By Pam Martens: July 1, 2013
Yesterday, beginning in the morning, every major online news outlet had a front page article on the breaking story that the NSA had electronically bugged the diplomatic offices of the European Union in Washington, D.C., at the United Nations and in Brussels – every outlet except the paper of record, the New York Times.
The news first broke on Saturday at the online site of the German magazine, Der Spiegel, and went viral thereafter. The details of the story came from new documents leaked by Edward Snowden, the former intelligence contractor now sought by the U.S. for extradition and prosecution. Snowden is believed to be in an airport in Moscow while he seeks permanent asylum from Ecuador or another country.
On Sunday, as hour after hour went by, as more outrage and invective flowed out of Europe, the story was nonexistent on the Times web site. Under the regular headline updates from the Associated Press and Reuters that appear on the Times front page, we learned at 8:46 a.m. that “Thai PM Sacks Commerce Minister After Rice Fiasco.” Around 10ish there was this attention grabber: “UK Parliament Toilets to Get Pricey Refurbishment”; but absolutely nothing on the exploding scandal that the U.S. is bugging its closest allies.
As European officials threatened to cancel trade talks, launch a criminal investigation, and compared the U.S. to the East German Secret Police, the Times remained silent. Finally, at 3:10 p.m. in the afternoon, the Times posted its own brief article headlined:“Report of U.S. Spying Angers European Allies.” There was the nagging suspicion that the Times has some spoken or unspoken agreement with the White House or State Department to get a confirmation or denial before it weighs in on national security or delicate matters of state.
The puzzling behavior at the Times came just three days after its editorial board showed courageous judgment in publishing an OpEd under the headline, “The Criminal N.S.A.” Jennifer Stisa Granick, director of civil liberties at the Stanford Center for Internet and Society, and Christopher Jon Sprigman, a Law Professor at the University of Virginia School of Law, wrote that the “Fourth Amendment obliges the government to demonstrate probable cause before conducting invasive surveillance.” The writers said it is unprecedented under the U.S. Constitution for the government to seize “such vast amounts of revealing data on innocent Americans’ communications.” The piece ended with the bold, but accurate statement: “It’s time to call the N.S.A.’s mass surveillance programs what they are: criminal.” After this latest revelation, they’re not just criminal but have set back U.S. foreign relations by half a century.
By Sunday afternoon, the U.K. newspaper, the Guardian, was reporting that NSA targets included the EU missions as well as the French, Italian and Greek embassies and other allies including Japan, Mexico, South Korea, India and Turkey.
A member of the European Parliament, Markus Ferber, was quoted in the German daily Die Welt, accusing the U.S. of using methods on a par with the Stasi, the dreaded East German secret police. Ferber, a member of the Christian Social Union, said: “A democratic constitutional state that uses Stasi methods sacrifices all credibility as a moral authority.”
European Parliament President Martin Schulz told Der Spiegel: “We need more precise information, but if it is true, it is a huge scandal. That would mean a huge burden for relations between the EU and the U.S. We now demand comprehensive information.” According to the Washington Post, Schulz also stated: “It is shocking that the United States takes measures against their most important, their nearest allies, comparable to measures taken in the past by the KGB, by the secret service of the Soviet Union.”

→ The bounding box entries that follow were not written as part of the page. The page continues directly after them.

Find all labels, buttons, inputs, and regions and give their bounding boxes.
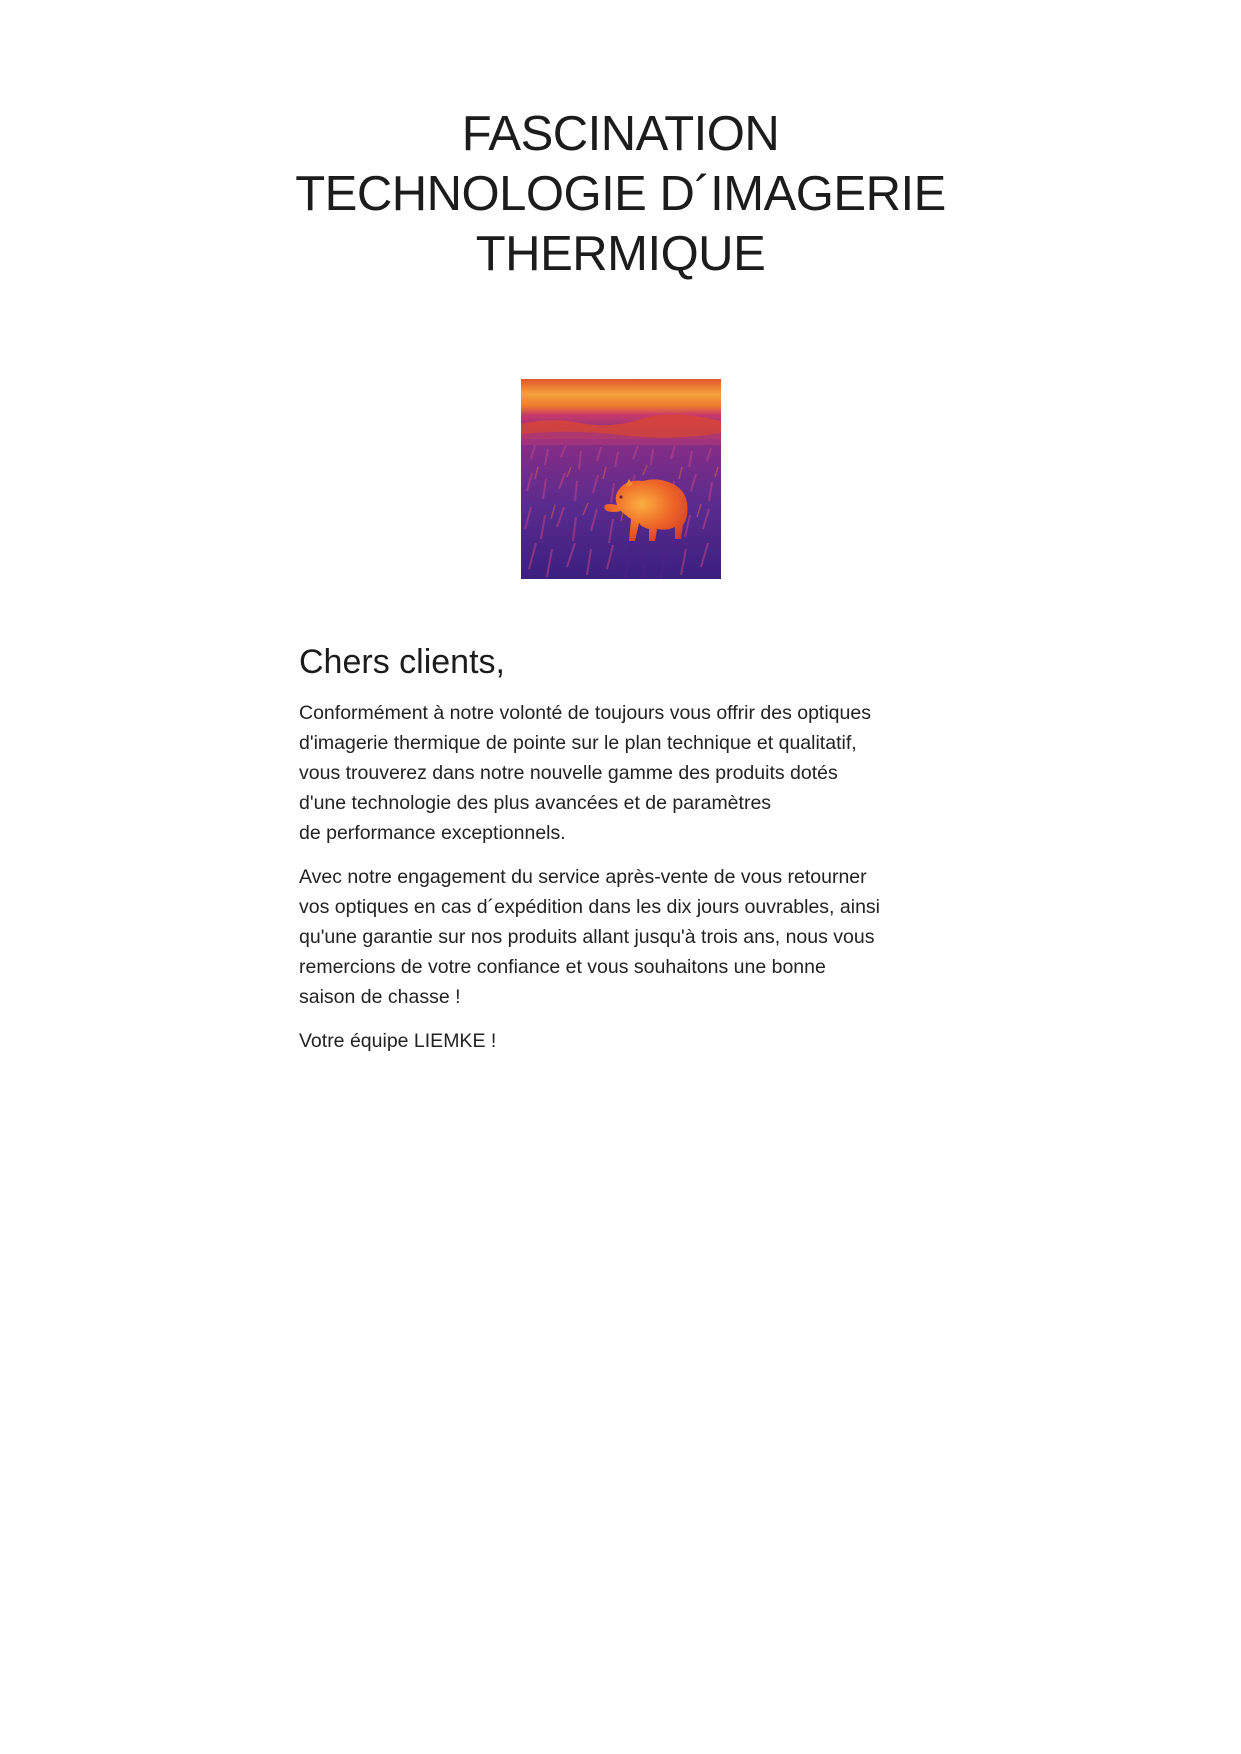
title-line-1: FASCINATION <box>461 107 780 161</box>
signoff: Votre équipe LIEMKE ! <box>299 1030 497 1052</box>
page-title <box>0 104 1241 284</box>
title-line-3: THERMIQUE <box>475 227 766 281</box>
thermal-wild-boar-image <box>521 379 721 579</box>
salutation: Chers clients, <box>299 643 505 681</box>
title-line-2: TECHNOLOGIE D´IMAGERIE <box>295 167 946 221</box>
thermal-image-graphic <box>521 379 721 579</box>
paragraph-service: Avec notre engagement du service après-vente de vous retourner vos optiques en cas d´expédition dans les dix jours ouvrables, ainsi qu'une garantie sur nos produits allant jusqu'à trois ans, nous vous remercions de votre confiance et vous souhaitons une bonne saison de chasse ! <box>299 866 881 1008</box>
paragraph-intro: Conformément à notre volonté de toujours vous offrir des optiques d'imagerie thermique de pointe sur le plan technique et qualitatif, vous trouverez dans notre nouvelle gamme des produits dotés d'une technologie des plus avancées et de paramètres de performance exceptionnels. <box>299 702 871 844</box>
letter-body <box>299 640 949 1056</box>
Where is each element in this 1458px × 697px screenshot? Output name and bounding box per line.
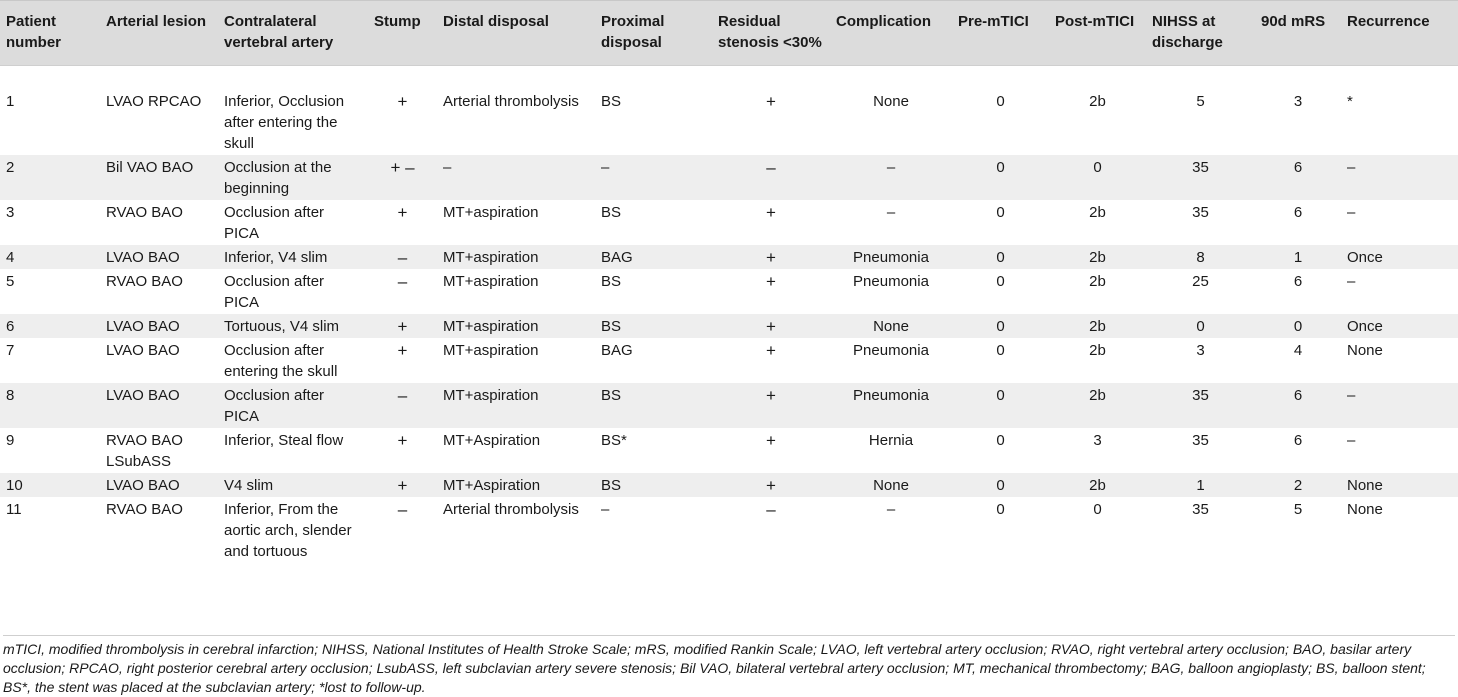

One of the harshest rebukes came from Jan Philipp Albrecht, a representative of the Green Party in the European Parliament. Albrecht called it a “meltdown of the constitutional state.” He demanded that the EU open proceedings at the International Court of Justice in The Hague. German federal prosecutors were reported to be investigating whether the alleged bugging broke German laws.
By early afternoon, multiple media sources were reporting that neither the NSA nor the office for the national intelligence director were responding to requests for comment. That may have been because of an inability to confer with President Obama. The President, the First Lady, and their daughters, Malia and Sasha, were touring Robben Island off the coast of Cape Town, South Africa. The Island houses the now dormant prison where political prisoners were incarcerated during the era of apartheid. The President and his family visited the cell where Nelson Mandela was imprisoned for 18 of the 27 years he served behind bars for fighting to overturn apartheid. The President met with the family of the 94-year old Mandela, who has been hospitalized for a lung infection.
After Robben Island, the President addressed students at the University of Cape Town, hoping to focus them on the sacrifices required to ensure a free society. The President couldn’t have picked a worse day for his message given the news coming out of Europe.
President Obama quoted Bobby Kennedy to the Cape Town students. He said: “Each time a man stands up for an ideal, or acts to improve the lot of others, or strikes out against injustice, he sends forth a tiny ripple of hope, and crossing each other from a million different centers of energy and daring, those ripples build a current which can sweep down the mightiest walls of oppression and resistance.”
Unfortunately for the President, Bobby Kennedy’s words brought to mind not just Nelson Mandela but Edward Snowden as well.